While the obvious fix for this problem would be to process all of the source images to be either square or at least the same size and proportion, an experienced designer knows that no project ever really falls into a consistency like that. The preferable generator would be able to take any orientation an image has and produce not only a thumbnail that can be limited in one dimension (i.e. width), but also produce a thumbnail limited by both defined dimensions. If the source images happen to be non-square, the thumbnailer should have the option to use a "chip" or predefined portion of the image. The idea behind this is that instead of just proportionally shrinking the image, it will grab just a selection of the image and use that in the thumbnail instead.

This idea of a thumbnail "chip" is also beneficial in creating more visually intriuging galleries. Instead of simply having miniaturized versions of the images, grabbing just a portion of the image draws out more details and adds a bit of randomness to the gallery as a whole. There is that much more interest for the viewer to possibly bother clicking on the gallery thumbnail to view the larger version.

The biggest problem I had with the droplet created in Photoshop is related to how strained the relationship between the "Save for Web" dialog and Batch processing is. After much testing and reiterations, my choices eventually came down to either having complete automation that saved thumbnails nearly 3 times the file-size OR having to manually click through 2 of the 10 steps in the automation. Since file-size is a concern when looking for ways to optimize website performance (even on this miniscule of a scale), I opted for the click-thru workflow instead.

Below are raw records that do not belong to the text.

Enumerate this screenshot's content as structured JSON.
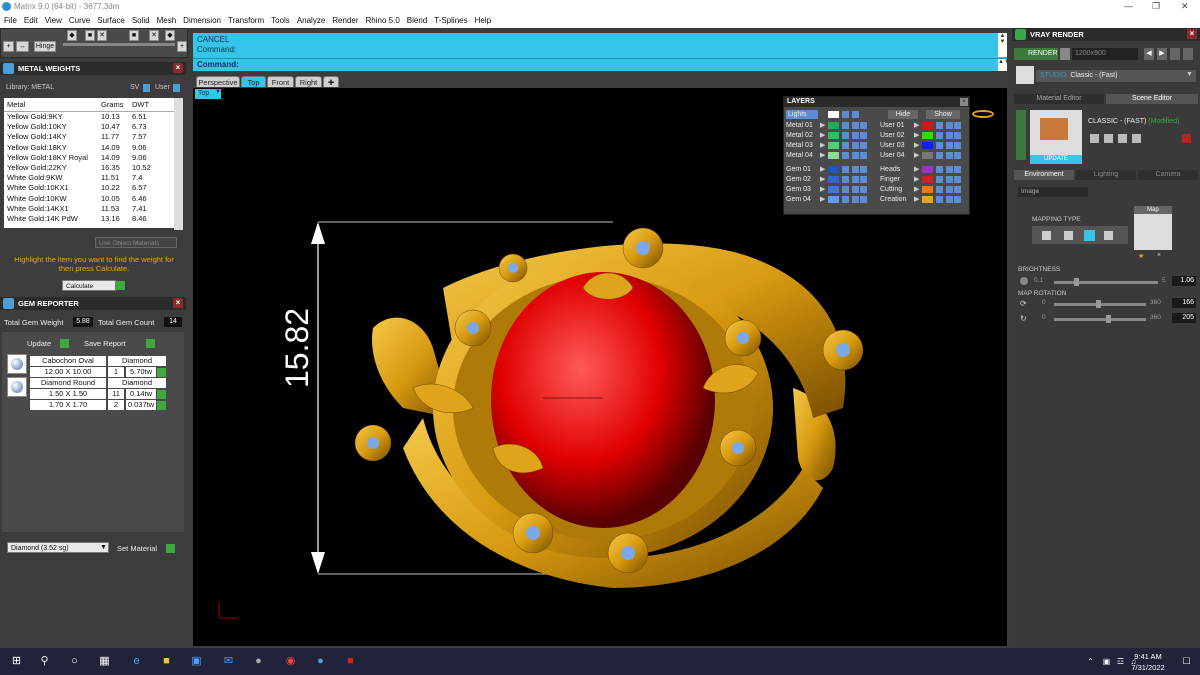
{
  "window": {
    "title": "Matrix 9.0 (64-bit) - 3677.3dm"
  },
  "menu": [
    "File",
    "Edit",
    "View",
    "Curve",
    "Surface",
    "Solid",
    "Mesh",
    "Dimension",
    "Transform",
    "Tools",
    "Analyze",
    "Render",
    "Rhino 5.0",
    "Blend",
    "T-Splines",
    "Help"
  ],
  "toolbar": {
    "hinge_label": "Hinge"
  },
  "metal_weights": {
    "title": "METAL WEIGHTS",
    "library_label": "Library: METAL",
    "sv_label": "SV",
    "user_label": "User",
    "columns": [
      "Metal",
      "Grams",
      "DWT"
    ],
    "rows": [
      [
        "Yellow Gold:9KY",
        "10.13",
        "6.51"
      ],
      [
        "Yellow Gold:10KY",
        "10.47",
        "6.73"
      ],
      [
        "Yellow Gold:14KY",
        "11.77",
        "7.57"
      ],
      [
        "Yellow Gold:18KY",
        "14.09",
        "9.06"
      ],
      [
        "Yellow Gold:18KY Royal",
        "14.09",
        "9.06"
      ],
      [
        "Yellow Gold:22KY",
        "16.35",
        "10.52"
      ],
      [
        "White Gold:9KW",
        "11.51",
        "7.4"
      ],
      [
        "White Gold:10KX1",
        "10.22",
        "6.57"
      ],
      [
        "White Gold:10KW",
        "10.05",
        "6.46"
      ],
      [
        "White Gold:14KX1",
        "11.53",
        "7.41"
      ],
      [
        "White Gold:14K PdW",
        "13.16",
        "8.46"
      ]
    ],
    "use_object_materials": "Use Object Materials",
    "instruction": "Highlight the item you want to find the weight for then press Calculate.",
    "calculate_label": "Calculate"
  },
  "gem_reporter": {
    "title": "GEM REPORTER",
    "total_weight_label": "Total Gem Weight",
    "total_weight_value": "5.88",
    "total_count_label": "Total Gem Count",
    "total_count_value": "14",
    "update_label": "Update",
    "save_report_label": "Save Report",
    "gems": [
      {
        "name": "Cabochon Oval",
        "type": "Diamond",
        "sizes": [
          [
            "12.00 X 10.00",
            "1",
            "5.70tw"
          ]
        ]
      },
      {
        "name": "Diamond Round",
        "type": "Diamond",
        "sizes": [
          [
            "1.50 X 1.50",
            "11",
            "0.14tw"
          ],
          [
            "1.70 X 1.70",
            "2",
            "0.037tw"
          ]
        ]
      }
    ],
    "material_select": "Diamond     (3.52 sg)",
    "set_material_label": "Set Material"
  },
  "command": {
    "line1": "CANCEL",
    "line2": "Command:",
    "prompt": "Command:"
  },
  "viewport_tabs": [
    "Perspective",
    "Top",
    "Front",
    "Right"
  ],
  "viewport": {
    "label": "Top",
    "dimension": "15.82",
    "gem_color": "#e00000",
    "metal_color": "#e0a41a"
  },
  "layers": {
    "title": "LAYERS",
    "lights_label": "Lights",
    "hide_label": "Hide",
    "show_label": "Show",
    "left": [
      {
        "name": "Metal 01",
        "color": "#22aa55"
      },
      {
        "name": "Metal 02",
        "color": "#33bb66"
      },
      {
        "name": "Metal 03",
        "color": "#55cc77"
      },
      {
        "name": "Metal 04",
        "color": "#88dd99"
      },
      {
        "name": "Gem 01",
        "color": "#2255bb"
      },
      {
        "name": "Gem 02",
        "color": "#3366cc"
      },
      {
        "name": "Gem 03",
        "color": "#4477dd"
      },
      {
        "name": "Gem 04",
        "color": "#6699ee"
      }
    ],
    "right": [
      {
        "name": "User 01",
        "color": "#dd1111"
      },
      {
        "name": "User 02",
        "color": "#22dd22"
      },
      {
        "name": "User 03",
        "color": "#1122dd"
      },
      {
        "name": "User 04",
        "color": "#777777"
      },
      {
        "name": "Heads",
        "color": "#9933cc"
      },
      {
        "name": "Finger",
        "color": "#cc2222"
      },
      {
        "name": "Cutting",
        "color": "#ee7711"
      },
      {
        "name": "Creation",
        "color": "#ddaa22"
      }
    ]
  },
  "vray": {
    "title": "VRAY RENDER",
    "render_label": "RENDER",
    "resolution": "1200x900",
    "preset_label": "STUDIO",
    "preset_value": "Classic - (Fast)",
    "tabs": [
      "Material Editor",
      "Scene Editor"
    ],
    "scene_name": "CLASSIC - (FAST)",
    "scene_modified": "(Modified)",
    "update_label": "UPDATE",
    "sub_tabs": [
      "Environment",
      "Lighting",
      "Camera"
    ],
    "env_select": "Image",
    "mapping_type_label": "MAPPING TYPE",
    "map_label": "Map",
    "brightness_label": "BRIGHTNESS",
    "brightness_min": "0.1",
    "brightness_max": "5",
    "brightness_value": "1.06",
    "map_rotation_label": "MAP ROTATION",
    "rot1_min": "0",
    "rot1_max": "360",
    "rot1_value": "166",
    "rot2_min": "0",
    "rot2_max": "360",
    "rot2_value": "205"
  },
  "taskbar": {
    "time": "9:41 AM",
    "date": "7/31/2022"
  }
}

If Photoshop would simply address the differences in functionally and wording between their "Save As" dialog (using formats like GIF and JPG) and their "Save for Web and Devices" dialog (using the same formats), my life would be saved that much more hassle and I could take advantage of the "Override Save As" option that the Batch processing and Droplet creation offers.

File naming
The other main issue I had with the creation of thumbnails is really only a result of having to settle for using only half of my desired Action workflow (because of the afore mentioned 'Save for Web' issue). Otherwise, most third-party thumbnail apps provide plenty of options for saving thumbnails into subsequent directories or prefixing/suffixing the file name according. Really, I would even settle for Apple releasing an updated Automator action that adds in a couple more of those kind of options. Their pre-installed action is super limited, albeit quite functional.

Those are the majority of concerns/grips I fell upon during this project. If you happen to know of a better tool out there or happen to be some kind of Action savant that can provide some workflow insight, don't hesitate. I plan on making plenty of more thumbnails in the future and could always use the extra minutes back of my life.